Kasai attrape une pièce sur la table et la jette dans sa propre tombe. Je ne perdrai pas mon temps à trouver la symbolique de son geste et je me contente de me lever.

« Très bien… Dresseur. Va faire tes préparations, mais quand il n’y aura plus d’argent, considère les gamins comme morts à mes yeux parce qu’à ce moment-là, j’irai sauver ma fille. »

J’acquiesce simplement en partant en direction du bar où se trouve Madeleine. En me voyant approcher, elle semble lire quelque chose sur mon visage et me sert un verre. C’est probable que mon visage reflète ma fatigue. C’est facile de se mentir à soi-même, mais pas aux gens qui nous connaissent. Je soupire quelques instants avant de boire une gorgée.

Je réfléchis à l’argent que j’ai encore. Même en retirant la part de Kiki qui a refusé de prendre plus de la moitié, j’en ai bien assez. Les parieurs dans la Fosse semblent avoir apprécié qu’un challenger passe de zéro à champion. Évitons de parler des gains venant de la revente des biens des participants ou encore des 10 % ajoutés à chaque son de cloche par les gérants…

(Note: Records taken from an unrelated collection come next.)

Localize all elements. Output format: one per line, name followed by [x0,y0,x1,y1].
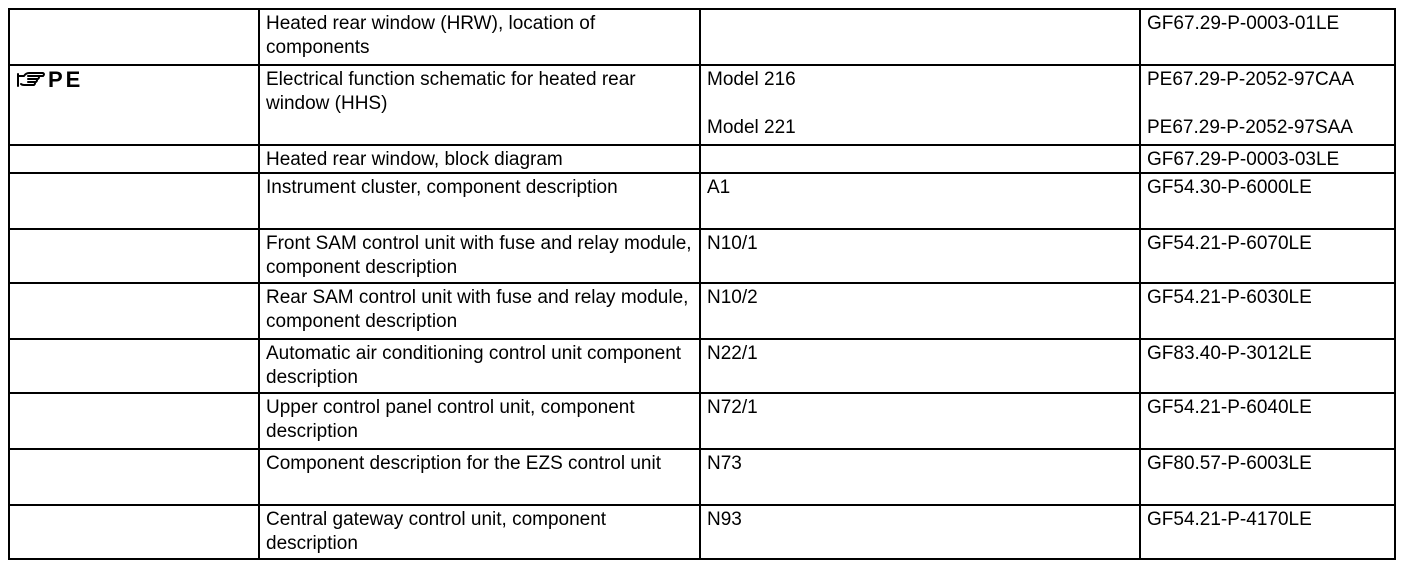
document-link[interactable]: GF67.29-P-0003-01LE [1147,13,1340,34]
document-cell[interactable] [1140,505,1395,559]
reference-cell [700,393,1140,449]
pe-marker[interactable] [16,67,83,92]
document-cell[interactable] [1140,449,1395,505]
marker-cell [9,339,259,393]
reference-cell [700,449,1140,505]
component-ref: N10/2 [707,287,758,308]
document-link[interactable]: GF54.21-P-4170LE [1147,509,1312,530]
reference-cell [700,283,1140,339]
model-ref: Model 216 [707,69,796,90]
doc-title: Component description for the EZS control unit [266,453,661,474]
marker-cell [9,229,259,283]
document-link[interactable]: GF54.30-P-6000LE [1147,177,1312,198]
marker-cell [9,505,259,559]
marker-cell [9,9,259,65]
doc-title: Automatic air conditioning control unit component description [266,343,682,388]
reference-cell [700,9,1140,65]
component-ref: A1 [707,177,731,198]
reference-cell [700,145,1140,173]
document-cell[interactable] [1140,283,1395,339]
title-cell [259,229,700,283]
title-cell [259,339,700,393]
table-row [9,393,1395,449]
table-row [9,449,1395,505]
table-row [9,9,1395,65]
marker-cell [9,283,259,339]
pe-label: PE [48,67,84,92]
reference-cell [700,505,1140,559]
document-link[interactable]: PE67.29-P-2052-97SAA [1147,117,1353,138]
document-link[interactable]: GF54.21-P-6040LE [1147,397,1312,418]
document-cell[interactable] [1140,145,1395,173]
reference-cell [700,65,1140,145]
marker-cell [9,393,259,449]
document-link[interactable]: GF54.21-P-6070LE [1147,233,1312,254]
table-row [9,505,1395,559]
table-row [9,173,1395,229]
reference-table [8,8,1396,560]
document-cell[interactable] [1140,173,1395,229]
document-link[interactable]: PE67.29-P-2052-97CAA [1147,69,1355,90]
doc-title: Heated rear window (HRW), location of components [266,13,596,58]
title-cell [259,505,700,559]
table-row [9,65,1395,145]
doc-title: Rear SAM control unit with fuse and relay module, component description [266,287,689,332]
component-ref: N22/1 [707,343,758,364]
doc-title: Upper control panel control unit, component description [266,397,635,442]
reference-cell [700,229,1140,283]
document-link[interactable]: GF54.21-P-6030LE [1147,287,1312,308]
document-link[interactable]: GF80.57-P-6003LE [1147,453,1312,474]
doc-title: Front SAM control unit with fuse and relay module, component description [266,233,692,278]
reference-cell [700,173,1140,229]
component-ref: N10/1 [707,233,758,254]
marker-cell [9,449,259,505]
title-cell [259,283,700,339]
component-ref: N73 [707,453,742,474]
component-ref: N72/1 [707,397,758,418]
document-cell[interactable] [1140,65,1395,145]
marker-cell [9,173,259,229]
title-cell [259,449,700,505]
document-cell[interactable] [1140,229,1395,283]
title-cell [259,393,700,449]
doc-title: Heated rear window, block diagram [266,149,563,170]
doc-title: Electrical function schematic for heated rear window (HHS) [266,69,636,114]
document-link[interactable]: GF67.29-P-0003-03LE [1147,149,1340,170]
pointing-hand-icon [16,70,46,90]
document-cell[interactable] [1140,339,1395,393]
doc-title: Instrument cluster, component description [266,177,618,198]
title-cell [259,65,700,145]
component-ref: N93 [707,509,742,530]
document-cell[interactable] [1140,9,1395,65]
table-row [9,283,1395,339]
title-cell [259,145,700,173]
title-cell [259,9,700,65]
marker-cell [9,145,259,173]
title-cell [259,173,700,229]
table-row [9,339,1395,393]
table-row [9,229,1395,283]
document-link[interactable]: GF83.40-P-3012LE [1147,343,1312,364]
table-row [9,145,1395,173]
doc-title: Central gateway control unit, component description [266,509,607,554]
reference-cell [700,339,1140,393]
marker-cell [9,65,259,145]
model-ref: Model 221 [707,117,796,138]
document-cell[interactable] [1140,393,1395,449]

— Mad’. J’ai 3 000 pièces d’or. Tu peux t’assurer que les enfants Dresseurs soient protégés de Marshall ou d’autres tarés du même genre en mon absence ?

— Probablement. Ce n’est pas difficile de trouver des gens fauchés qui peuvent se rendre utiles pour moins d’une pièce d’or.

— Le vieux est censé donner un coup de main aussi. Il veut s’occuper de Marshall et d’un type nommé Mars en plus. Aide-le autant que possible… Merci Mad’.

Madeleine me fait un clin d’œil en me souriant. Cela me soulage de la voir réagir comme si ce n’était rien. Je regarde le cocktail qu’elle vient de m’offrir. J’ai fini par apprendre la liste en travaillant pour elle. Une « griffe de lion », un cocktail à la couleur or qui est censé donner du courage à celui qui le boit.

Dans ma situation, la pire chose que je puisse faire est probablement de rester au pied de la tour. Il y a peu de chance qu’une Oracle me dise de rester vu le danger que je cours en m’y promenant. Je ne dois pas interférer avec Marshall ou Balad pourrait le prendre comme une attaque directe et se venger sur les otages. Le mieux que je puisse faire est de faire semblant de me résigner. Même s’il pense probablement que je vais essayer de les sauver, s’il a ne serait-ce qu’un léger doute, alors je prends l’avantage.

J’ai besoin de temps, le plus possible. Ensuite, quand il s’y attendra le moins… C’est là que j’aurai une opportunité de les sauver.

Il ne me reste qu’à faire des préparations avant de retourner sur Galatia, à commencer par voir une Oracle et espérer que j’ai un avenir agréable… mais j’en doute.